Félix C.Courtemanche
11-07-2000, 11:57 AM
oh... by the way, menacing will not help your case with them. If I have to face a client saying that he will 'ditch' or publicise his problem worldwide, I would:

- ask him where he does it to make sure to rectify and tell the truth everywhere. It's not their fault, its a server problem.
- most likely stop trying to resolve the situation, if I was doing it friendly and I didn't 'have' to do it.

Basically, forcing someone will simply generate the opposite effect and you will be left with nothing.

Of course, that is how I would react, but I'm pretty peacefull... some other people are much MUCH more agressive and would... shut down the server, cancel the contract (did you read the fine print?), etc.

Riggs
11-07-2000, 12:18 PM
Thanks for the reply.

The fact that the RaQ crashed is not why I am angry. If I don't have off-site backups, then that is my fault. Only reason I posted technical details is in case someone had similar experiences and knew how we could salvage the site from the old disk.
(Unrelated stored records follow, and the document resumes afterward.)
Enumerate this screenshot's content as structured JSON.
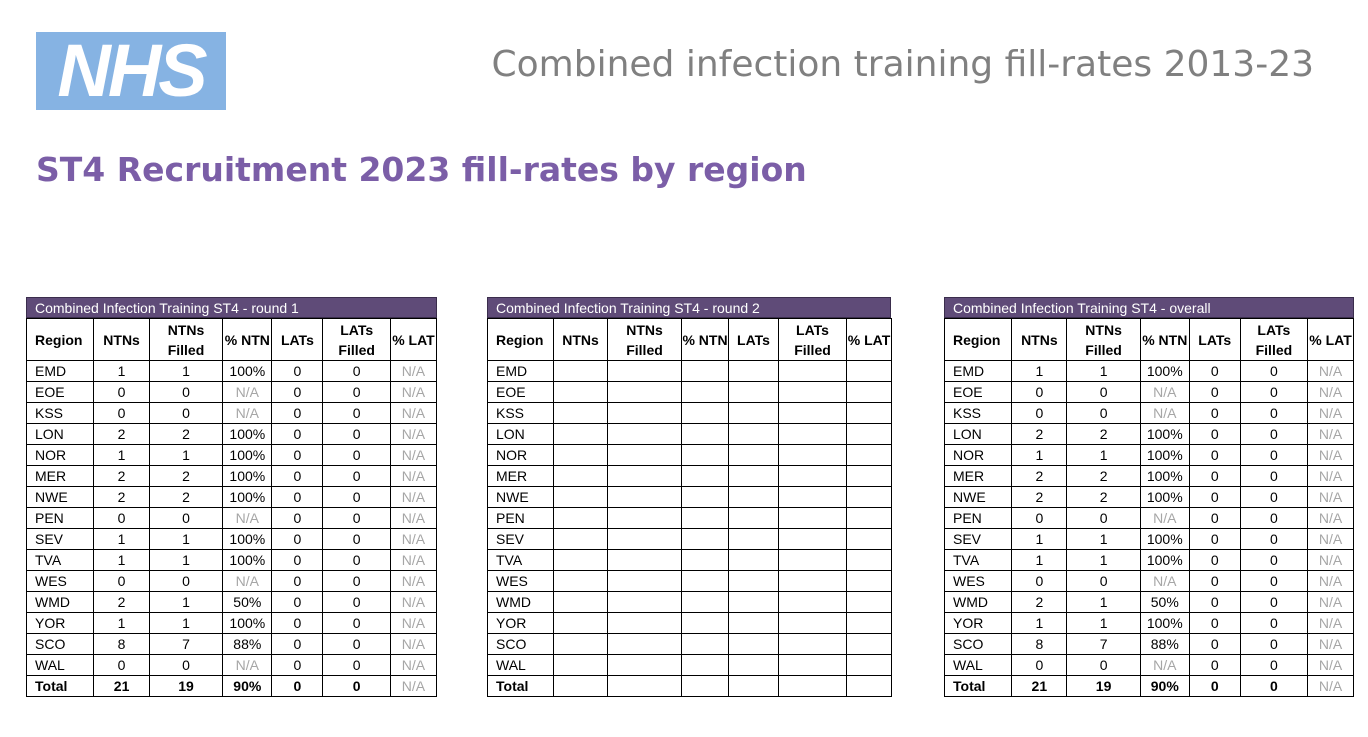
{
  "logo": {
    "text": "NHS"
  },
  "header": {
    "title": "Combined infection training fill-rates 2013-23",
    "subtitle": "ST4 Recruitment 2023 fill-rates by region"
  },
  "columns": [
    "Region",
    "NTNs",
    "NTNs Filled",
    "% NTN",
    "LATs",
    "LATs Filled",
    "% LAT"
  ],
  "tables": [
    {
      "caption": "Combined Infection Training ST4 - round 1",
      "rows": [
        [
          "EMD",
          "1",
          "1",
          "100%",
          "0",
          "0",
          "N/A"
        ],
        [
          "EOE",
          "0",
          "0",
          "N/A",
          "0",
          "0",
          "N/A"
        ],
        [
          "KSS",
          "0",
          "0",
          "N/A",
          "0",
          "0",
          "N/A"
        ],
        [
          "LON",
          "2",
          "2",
          "100%",
          "0",
          "0",
          "N/A"
        ],
        [
          "NOR",
          "1",
          "1",
          "100%",
          "0",
          "0",
          "N/A"
        ],
        [
          "MER",
          "2",
          "2",
          "100%",
          "0",
          "0",
          "N/A"
        ],
        [
          "NWE",
          "2",
          "2",
          "100%",
          "0",
          "0",
          "N/A"
        ],
        [
          "PEN",
          "0",
          "0",
          "N/A",
          "0",
          "0",
          "N/A"
        ],
        [
          "SEV",
          "1",
          "1",
          "100%",
          "0",
          "0",
          "N/A"
        ],
        [
          "TVA",
          "1",
          "1",
          "100%",
          "0",
          "0",
          "N/A"
        ],
        [
          "WES",
          "0",
          "0",
          "N/A",
          "0",
          "0",
          "N/A"
        ],
        [
          "WMD",
          "2",
          "1",
          "50%",
          "0",
          "0",
          "N/A"
        ],
        [
          "YOR",
          "1",
          "1",
          "100%",
          "0",
          "0",
          "N/A"
        ],
        [
          "SCO",
          "8",
          "7",
          "88%",
          "0",
          "0",
          "N/A"
        ],
        [
          "WAL",
          "0",
          "0",
          "N/A",
          "0",
          "0",
          "N/A"
        ]
      ],
      "total": [
        "Total",
        "21",
        "19",
        "90%",
        "0",
        "0",
        "N/A"
      ]
    },
    {
      "caption": "Combined Infection Training ST4 - round 2",
      "rows": [
        [
          "EMD",
          "",
          "",
          "",
          "",
          "",
          ""
        ],
        [
          "EOE",
          "",
          "",
          "",
          "",
          "",
          ""
        ],
        [
          "KSS",
          "",
          "",
          "",
          "",
          "",
          ""
        ],
        [
          "LON",
          "",
          "",
          "",
          "",
          "",
          ""
        ],
        [
          "NOR",
          "",
          "",
          "",
          "",
          "",
          ""
        ],
        [
          "MER",
          "",
          "",
          "",
          "",
          "",
          ""
        ],
        [
          "NWE",
          "",
          "",
          "",
          "",
          "",
          ""
        ],
        [
          "PEN",
          "",
          "",
          "",
          "",
          "",
          ""
        ],
        [
          "SEV",
          "",
          "",
          "",
          "",
          "",
          ""
        ],
        [
          "TVA",
          "",
          "",
          "",
          "",
          "",
          ""
        ],
        [
          "WES",
          "",
          "",
          "",
          "",
          "",
          ""
        ],
        [
          "WMD",
          "",
          "",
          "",
          "",
          "",
          ""
        ],
        [
          "YOR",
          "",
          "",
          "",
          "",
          "",
          ""
        ],
        [
          "SCO",
          "",
          "",
          "",
          "",
          "",
          ""
        ],
        [
          "WAL",
          "",
          "",
          "",
          "",
          "",
          ""
        ]
      ],
      "total": [
        "Total",
        "",
        "",
        "",
        "",
        "",
        ""
      ]
    },
    {
      "caption": "Combined Infection Training ST4 - overall",
      "rows": [
        [
          "EMD",
          "1",
          "1",
          "100%",
          "0",
          "0",
          "N/A"
        ],
        [
          "EOE",
          "0",
          "0",
          "N/A",
          "0",
          "0",
          "N/A"
        ],
        [
          "KSS",
          "0",
          "0",
          "N/A",
          "0",
          "0",
          "N/A"
        ],
        [
          "LON",
          "2",
          "2",
          "100%",
          "0",
          "0",
          "N/A"
        ],
        [
          "NOR",
          "1",
          "1",
          "100%",
          "0",
          "0",
          "N/A"
        ],
        [
          "MER",
          "2",
          "2",
          "100%",
          "0",
          "0",
          "N/A"
        ],
        [
          "NWE",
          "2",
          "2",
          "100%",
          "0",
          "0",
          "N/A"
        ],
        [
          "PEN",
          "0",
          "0",
          "N/A",
          "0",
          "0",
          "N/A"
        ],
        [
          "SEV",
          "1",
          "1",
          "100%",
          "0",
          "0",
          "N/A"
        ],
        [
          "TVA",
          "1",
          "1",
          "100%",
          "0",
          "0",
          "N/A"
        ],
        [
          "WES",
          "0",
          "0",
          "N/A",
          "0",
          "0",
          "N/A"
        ],
        [
          "WMD",
          "2",
          "1",
          "50%",
          "0",
          "0",
          "N/A"
        ],
        [
          "YOR",
          "1",
          "1",
          "100%",
          "0",
          "0",
          "N/A"
        ],
        [
          "SCO",
          "8",
          "7",
          "88%",
          "0",
          "0",
          "N/A"
        ],
        [
          "WAL",
          "0",
          "0",
          "N/A",
          "0",
          "0",
          "N/A"
        ]
      ],
      "total": [
        "Total",
        "21",
        "19",
        "90%",
        "0",
        "0",
        "N/A"
      ]
    }
  ],
  "colors": {
    "logo_bg": "#86b3e3",
    "subtitle": "#7b5ea7",
    "caption_bg": "#5f4b78",
    "na_text": "#a6a6a6"
  }
}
What I don't like is how this company handles their support... they've kept me guessing ever since day 1 of this problem. They always make it seem like they are very close to "fixing" the problem. At first when we just thought it was a small problem, they said that they would just restore the /etc directory and then it would be fixed. Well, I sat around twiddling my thumbs, the server never popped back up, and the people helping me disappeared. Then they made it sound like the old drive was perfectly fine and all they had to do was copy the old data onto a new one, but now they're sounding like that's impossible to do. No matter what, I never get straight-up answers (and I have to constantly email them just to get an answer, which I DO hate doing)

You're right though... it could come off the wrong way in a public forum

Félix C.Courtemanche
11-07-2000, 12:57 PM
ok, for a solution, you will need to re-mount the old drive (as read only is better), forget about any useless aprtition, only remount /home since you need the files.

Then you should be able to transfer everything if it was not corrupted as well. I doubt there are such things as 'impossible to mount because it's weird' but most likely 'I don't know how to do it on a raq'

Well, since they can't do that, ask them to mount it on a crap server somewhere so that you can access the files, transfer them, then have everything fixed. If they can'T do that......... ask them to send over the HD to you by the mail to do it yourself or find someone to do it. It must be done on Linux, btw.

I hope this helps... even though I know it's not easy top do.